По-своему это очень красивое зрелище.

В темном саду скулит собака.


Глава 20. Одиночество.
Париж, июль 1885 года

До какой степени отупения нужно дойти, чтобы сидеть постоянно в спальне, грызть печенье и заплетать в косички бахрому на шторе? За окном дождь, деревья утопают в слезах, и давно уже отцвели розы. Если приоткрыть раму, можно почувствовать запах мокрой листвы, и земли, и в лицо бросается мелкая водяная пыль – это капли, падая с карниза, разбиваются о подоконник. Сквозь высокую траву пробирается осторожный рыжий кот. Не бродячий, нет – Джен знает его, он приходит из соседнего дома. У нее сад более запущенный, коту интереснее здесь охотиться.

Джен сидит, опустив локти на подоконник и уперев виски на ладони, и неотрывно смотрит сад. Она ужасно устала, и зла на себя, и не знает, что делать и даже – что думать. Она замужем, беременна от любовника, который уехал неизвестно куда. И чем заняты ее мысли? Котом! Ну можно ли быть такой дурой?..

Нельзя. Она и не такая. Глядя на то, как стремительно бегут вниз по стеклу водяные струйки, Джен честно говорит сама себе: она плетет косички из бахромы и размышляет о соседском коте только для того, чтобы не думать об Эрике. Потому что думать о нем слишком больно. И слишком страшно.

Он уехал две недели назад – сказал, что неожиданные дела вызвали его в Баварию. Остается только догадываться, что за дела такие могут быть у композитора в Баварии теперь, когда Людвиг II Безумный умер, привив своему народу стойкую аллергию к опере. Недели после их объяснения, когда она сказала ему о ребенке и о браке с Витторио, прошли мучительно. Эрик изо всех сил делал вид, что ничего не изменилось – что они по-прежнему вместе, и все остальное не особенно важно. Но она видела – на душе у него неспокойно. Иногда он смотрел на нее так тоскливо, так сумрачно.

Джен знала, в чем дело. Он не мог простить ей вранья. Она обманула его. Узурпировала его право на страдания и тайны. О да, у него были и проблемы, и секреты. Но они были в прошлом. Ее тайна грозила разрушить их настоящее и будущее. И она еще попрекала его скрытностью – спрашивала, есть ли у него секреты, которыми ему следует поделиться…

Он крепился долго, и не упрекал ее ни словом. Но в конце концов уехал. Конечно, он обещал вернуться. И Джен уверена была, что он вернется – несмотря даже на то, что перед отъездом он перевел на ее имя все свое немалое состояние. Напрасно она убеждала его, что ей не нужны деньги – как бы все не обернулось, отец и братья не оставят ее. Эрик посмотрел на нее, как на сумасшедшую, и спросил – неужели она воображает, что он допустит, чтобы ее семья заботилась о его ребенке?
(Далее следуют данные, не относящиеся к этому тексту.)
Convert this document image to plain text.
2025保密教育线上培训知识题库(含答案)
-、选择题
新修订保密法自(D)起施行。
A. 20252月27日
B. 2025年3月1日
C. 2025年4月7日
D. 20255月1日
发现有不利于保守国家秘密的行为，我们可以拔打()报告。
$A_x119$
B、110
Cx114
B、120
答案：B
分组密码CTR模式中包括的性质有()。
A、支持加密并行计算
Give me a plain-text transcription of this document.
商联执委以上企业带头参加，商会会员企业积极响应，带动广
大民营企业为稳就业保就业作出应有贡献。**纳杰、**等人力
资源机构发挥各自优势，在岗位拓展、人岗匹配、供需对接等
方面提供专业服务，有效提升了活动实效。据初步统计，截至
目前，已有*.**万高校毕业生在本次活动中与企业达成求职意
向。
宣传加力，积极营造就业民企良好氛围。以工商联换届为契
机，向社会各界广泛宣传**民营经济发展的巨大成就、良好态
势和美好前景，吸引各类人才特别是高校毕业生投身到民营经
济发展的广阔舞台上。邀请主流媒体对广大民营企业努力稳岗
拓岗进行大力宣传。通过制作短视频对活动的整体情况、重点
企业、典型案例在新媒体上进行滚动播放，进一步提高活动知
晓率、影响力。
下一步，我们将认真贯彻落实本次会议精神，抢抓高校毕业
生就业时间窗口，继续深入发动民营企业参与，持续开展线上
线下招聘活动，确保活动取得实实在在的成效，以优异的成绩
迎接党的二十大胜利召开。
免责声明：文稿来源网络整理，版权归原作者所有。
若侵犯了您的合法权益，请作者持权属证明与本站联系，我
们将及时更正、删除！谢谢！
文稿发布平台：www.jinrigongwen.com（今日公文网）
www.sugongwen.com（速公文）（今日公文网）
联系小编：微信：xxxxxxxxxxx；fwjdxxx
Он словно помешался на этом ребенке! Сама Джен явно отступила для него на второй план. Он ни разу больше, после тех своих рыданий у ее ног, не говорил о том, что дитя, возможно, будет… похоже на него. Но Джен чувствовала, что и эта мысль висит между ними, как осязаемая преграда. Она не знала, как заговорить об этом. И не знала, что сказать. Лицо Эрика не имело для нее значения – действительно не имело. И легко было бы заявить, что и лицо ребенка значения иметь не будет. Но она знала – в глубине души точно знала – что это не так. Это имело значение. Огромное значение. Одно дело – любить взрослого человека, мужчину, который покорил тебя своим талантом, своей силой… Своей грацией. Совсем другое – представлять себе крошечное, невинное, беззащитное существо, на личике которого лежит печать, которая отравит всю его жизнь. Потому что нельзя ведь надеяться, что люди вокруг станут вдруг добрыми и понимающими. Они травили ее возлюбленного – всю его жизнь. Они станут травить и его ребенка. Эрик никогда не простит себя, если это случится.

Она не хотела, чтобы так было. Она не хотела, чтобы ее ребенок был похож на отца. И ей было стыдно перед Эриком за эти мысли. Они означали, что она не любит его так, как должна. Не принимает целиком таким, какой он есть…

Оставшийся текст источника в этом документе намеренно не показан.